Fans should note that IO has publicly delayed the development of a sequel for five years, instead focusing on Kane & Lynch. Now that Dog Days has unequivocally revealed that franchise to be the utter garbage we all knew it was to begin with, perhaps Square Enix will light a fire under their asses and urge them to make a good game instead.
NBA Street
I hate basketball. I pretty much hate all sports, actually, but I can stand soccer (futbol) and hockey in small doses. I especially have no interest in playing sports games. If I wanted to shoot hoops or kick a ball around, I’d go outside and shoot hoops or kick a ball around. However, the hyper-stylized, NBA Jam-esque basketball being played in the NBA Street series is nothing any human could ever hope to reproduce outside the Matrix. Couple that with some mostly excellent tunes, mostly great visuals, and extremely tight and satisfying controls, and NBA Street is the winning combination that NFL and FIFA Street could just never seem to match.

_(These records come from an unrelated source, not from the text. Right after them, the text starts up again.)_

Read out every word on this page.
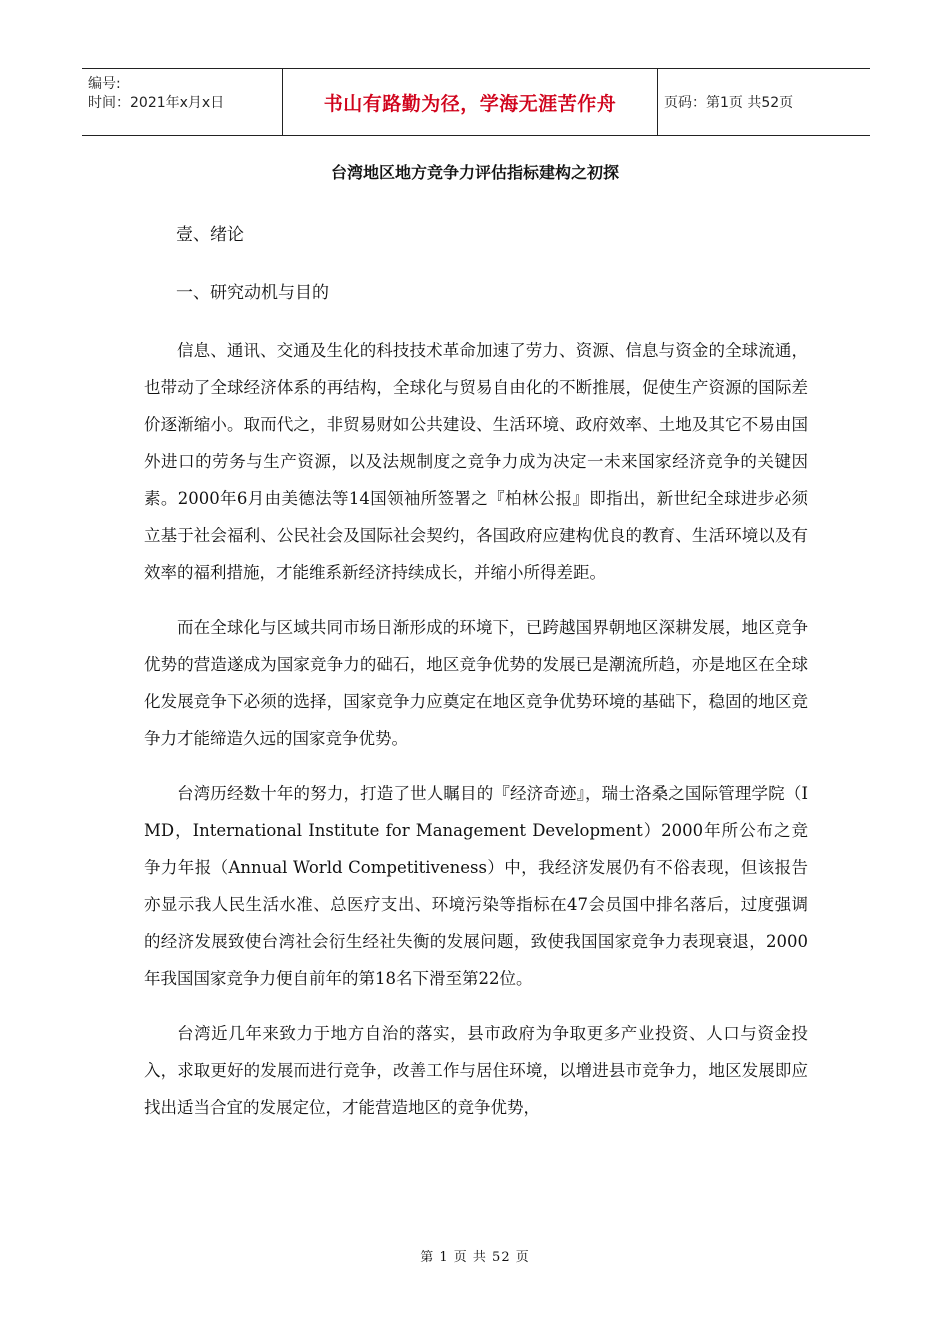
编号:
时间：2021年x月x日	书山有路勤为径，学海无涯苦作舟	页码：第1页 共52页
台湾地区地方竞争力评估指标建构之初探
壹、绪论
一、研究动机与目的

信息、通讯、交通及生化的科技技术革命加速了劳力、资源、信息与资金的全球流通，也带动了全球经济体系的再结构，全球化与贸易自由化的不断推展，促使生产资源的国际差价逐渐缩小。取而代之，非贸易财如公共建设、生活环境、政府效率、土地及其它不易由国外进口的劳务与生产资源，以及法规制度之竞争力成为决定一未来国家经济竞争的关键因素。2000年6月由美德法等14国领袖所签署之『柏林公报』即指出，新世纪全球进步必须立基于社会福利、公民社会及国际社会契约，各国政府应建构优良的教育、生活环境以及有效率的福利措施，才能维系新经济持续成长，并缩小所得差距。

而在全球化与区域共同市场日渐形成的环境下，已跨越国界朝地区深耕发展，地区竞争优势的营造遂成为国家竞争力的础石，地区竞争优势的发展已是潮流所趋，亦是地区在全球化发展竞争下必须的选择，国家竞争力应奠定在地区竞争优势环境的基础下，稳固的地区竞争力才能缔造久远的国家竞争优势。

台湾历经数十年的努力，打造了世人瞩目的『经济奇迹』，瑞士洛桑之国际管理学院（IMD，International Institute for Management Development）2000年所公布之竞争力年报（Annual World Competitiveness）中，我经济发展仍有不俗表现，但该报告亦显示我人民生活水准、总医疗支出、环境污染等指标在47会员国中排名落后，过度强调的经济发展致使台湾社会衍生经社失衡的发展问题，致使我国国家竞争力表现衰退，2000年我国国家竞争力便自前年的第18名下滑至第22位。

台湾近几年来致力于地方自治的落实，县市政府为争取更多产业投资、人口与资金投入，求取更好的发展而进行竞争，改善工作与居住环境，以增进县市竞争力，地区发展即应找出适当合宜的发展定位，才能营造地区的竞争优势，

第 1 页 共 52 页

NBA Street 2 was the apex of the series, then it began to suffer due to iterative successors who over-complicated the already near-perfect gameplay. Now that the NBA Jam reboot has come and gone just as quickly, NBA Street could fill a much-needed void in the ghost town once known as EA BIG. It doesn’t have to be an annual thing, but considering this was the one sports franchise that could tear me away from my racing games, shooters, and RPGs, I’d definitely like to give it a go every once in a while.